I work with Spanish speaking kindergartners that are educated only in English, so they never learn to read in their L1 or develop a good literacy base in it.
Dear Brianna, as I already mentioned in another post of yours, learning a new language without the help of L1 literacy might be a good thing for learners in the early stages of their learning process. In this way, in the case mentioned in this post as well as the other one, they can utilize their L1 Spanish phonological awareness (which, according to researchers, is the major predictor of alphabetic L2 reading ability) without the interference from orthography. I recommand you do a research on the effect of introducing and not introducing Spanish orthographic skills into the learning of L2 English reading.
Many of my students don't have L1 Spanish phonological awareness because they are kindergartners with no previous schooling in many cases, and they come from families that don't usually engage in literacy practices in the home.

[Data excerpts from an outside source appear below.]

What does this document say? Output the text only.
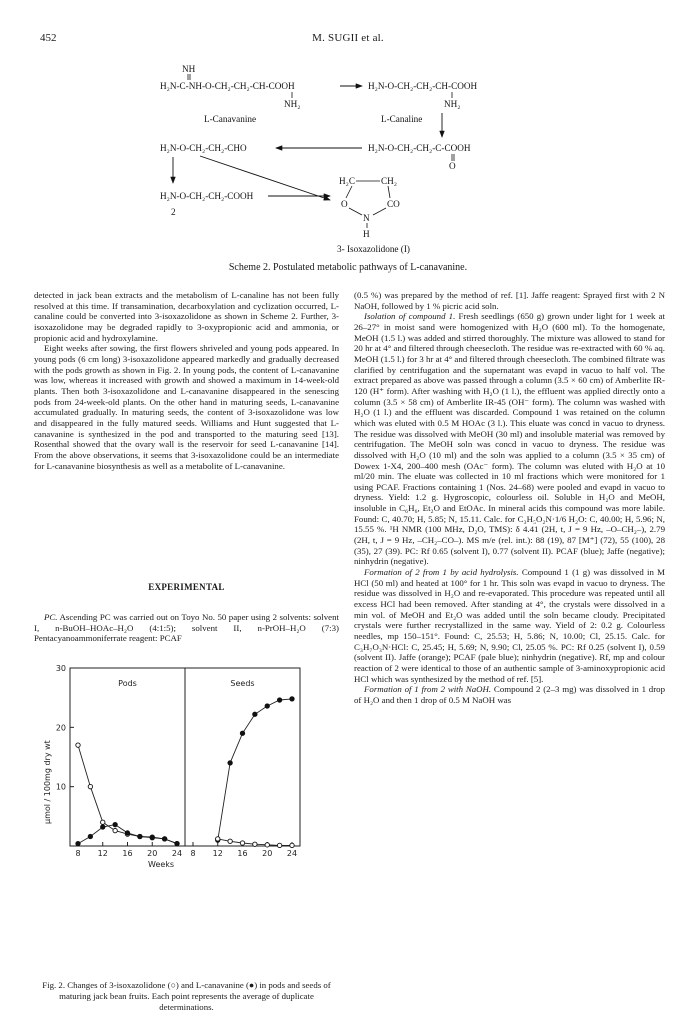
452	M. SUGII et al.
NH
H₂N-C-NH-O-CH₂-CH₂-CH-COOH
NH₂
L-Canavanine
H₂N-O-CH₂-CH₂-CH-COOH
NH₂
L-Canaline
H₂N-O-CH₂-CH₂-C-COOH
O
H₂N-O-CH₂-CH₂-CHO
H₂N-O-CH₂-CH₂-COOH
2
H₂C	CH₂
O	CO
N
H
3- Isoxazolidone (I)
Scheme 2. Postulated metabolic pathways of L-canavanine.

detected in jack bean extracts and the metabolism of L-canaline has not been fully resolved at this time. If transamination, decarboxylation and cyclization occurred, L-canaline could be converted into 3-isoxazolidone as shown in Scheme 2. Further, 3-isoxazolidone may be degraded rapidly to 3-oxypropionic acid and ammonia, or propionic acid and hydroxylamine.

Eight weeks after sowing, the first flowers shriveled and young pods appeared. In young pods (6 cm long) 3-isoxazolidone appeared markedly and gradually decreased with the pods growth as shown in Fig. 2. In young pods, the content of L-canavanine was low, whereas it increased with growth and showed a maximum in 14-week-old plants. Then both 3-isoxazolidone and L-canavanine disappeared in the senescing pods from 24-week-old plants. On the other hand in maturing seeds, L-canavanine accumulated gradually. In maturing seeds, the content of 3-isoxazolidone was low and disappeared in the fully matured seeds. Williams and Hunt suggested that L-canavanine is synthesized in the pod and transported to the maturing seed [13]. Rosenthal showed that the ovary wall is the reservoir for seed L-canavanine [14]. From the above observations, it seems that 3-isoxazolidone could be an intermediate for L-canavanine biosynthesis as well as a metabolite of L-canavanine.

EXPERIMENTAL

PC. Ascending PC was carried out on Toyo No. 50 paper using 2 solvents: solvent I, n-BuOH–HOAc–H₂O (4:1:5); solvent II, n-PrOH–H₂O (7:3) Pentacyanoammoniferrate reagent: PCAF

μmol / 100mg dry wt
Weeks
30
20
10
Pods
8 12 16 20 24
Seeds
8 12 16 20 24
Fig. 2. Changes of 3-isoxazolidone (○) and L-canavanine (●) in pods and seeds of maturing jack bean fruits. Each point represents the average of duplicate determinations.

(0.5 %) was prepared by the method of ref. [1]. Jaffe reagent: Sprayed first with 2 N NaOH, followed by 1 % picric acid soln.

Isolation of compound 1. Fresh seedlings (650 g) grown under light for 1 week at 26–27° in moist sand were homogenized with H₂O (600 ml). To the homogenate, MeOH (1.5 l.) was added and stirred thoroughly. The mixture was allowed to stand for 20 hr at 4° and filtered through cheesecloth. The residue was re-extracted with 60 % aq. MeOH (1.5 l.) for 3 hr at 4° and filtered through cheesecloth. The combined filtrate was clarified by centrifugation and the supernatant was evapd in vacuo to half vol. The extract prepared as above was passed through a column (3.5 × 60 cm) of Amberlite IR-120 (H⁺ form). After washing with H₂O (1 l.), the effluent was applied directly onto a column (3.5 × 58 cm) of Amberlite IR-45 (OH⁻ form). The column was washed with H₂O (1 l.) and the effluent was discarded. Compound 1 was retained on the column which was eluted with 0.5 M HOAc (3 l.). This eluate was concd in vacuo to dryness. The residue was dissolved with MeOH (30 ml) and insoluble material was removed by centrifugation. The MeOH soln was concd in vacuo to dryness. The residue was dissolved with H₂O (10 ml) and the soln was applied to a column (3.5 × 35 cm) of Dowex 1-X4, 200–400 mesh (OAc⁻ form). The column was eluted with H₂O at 10 ml/20 min. The eluate was collected in 10 ml fractions which were monitored for 1 using PCAF. Fractions containing 1 (Nos. 24–68) were pooled and evapd in vacuo to dryness. Yield: 1.2 g. Hygroscopic, colourless oil. Soluble in H₂O and MeOH, insoluble in C₆H₆, Et₂O and EtOAc. In mineral acids this compound was more labile. Found: C, 40.70; H, 5.85; N, 15.11. Calc. for C₃H₅O₂N·1/6 H₂O: C, 40.00; H, 5.96; N, 15.55 %. ¹H NMR (100 MHz, D₂O, TMS): δ 4.41 (2H, t, J = 9 Hz, –O–CH₂–), 2.79 (2H, t, J = 9 Hz, –CH₂–CO–). MS m/e (rel. int.): 88 (19), 87 [M⁺] (72), 55 (100), 28 (35), 27 (39). PC: Rf 0.65 (solvent I), 0.77 (solvent II). PCAF (blue); Jaffe (negative); ninhydrin (negative).

Formation of 2 from 1 by acid hydrolysis. Compound 1 (1 g) was dissolved in M HCl (50 ml) and heated at 100° for 1 hr. This soln was evapd in vacuo to dryness. The residue was dissolved in H₂O and re-evaporated. This procedure was repeated until all excess HCl had been removed. After standing at 4°, the crystals were dissolved in a min vol. of MeOH and Et₂O was added until the soln became cloudy. Precipitated crystals were further recrystallized in the same way. Yield of 2: 0.2 g. Colourless needles, mp 150–151°. Found: C, 25.53; H, 5.86; N, 10.00; Cl, 25.15. Calc. for C₃H₇O₃N·HCl: C, 25.45; H, 5.69; N, 9.90; Cl, 25.05 %. PC: Rf 0.25 (solvent I), 0.59 (solvent II). Jaffe (orange); PCAF (pale blue); ninhydrin (negative). Rf, mp and colour reaction of 2 were identical to those of an authentic sample of 3-aminoxypropionic acid HCl which was synthesized by the method of ref. [5].

Formation of 1 from 2 with NaOH. Compound 2 (2–3 mg) was dissolved in 1 drop of H₂O and then 1 drop of 0.5 M NaOH was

Dear Brianna, phonologcial awareness is not a function of schooling, just think of peope who are illiterate, they can not read, but they have no trouble using and distinguishing the spoken form of the language. My point is, in view of the possible inference effect by previously established letter-phoneme mappings in learners' L1 (Spanish in your case), learning an L2 (English in your case, which shares the same alphabet\orthography with L1 Spanish) without previous L1 literacy experience might be an advantage. In other words, previous L1 literacy experirence might be a disadvantage in L2 learning (the issue, though, is still a controversy).
There are many ways by which young learners acquire their English. But writers like Cummins (1980) believe that L1 literacy can be very helpful. The claim has greatly been supported through related studies. In fact, L1/L2 transferability is an area which has long been under scrutiny by various researchers.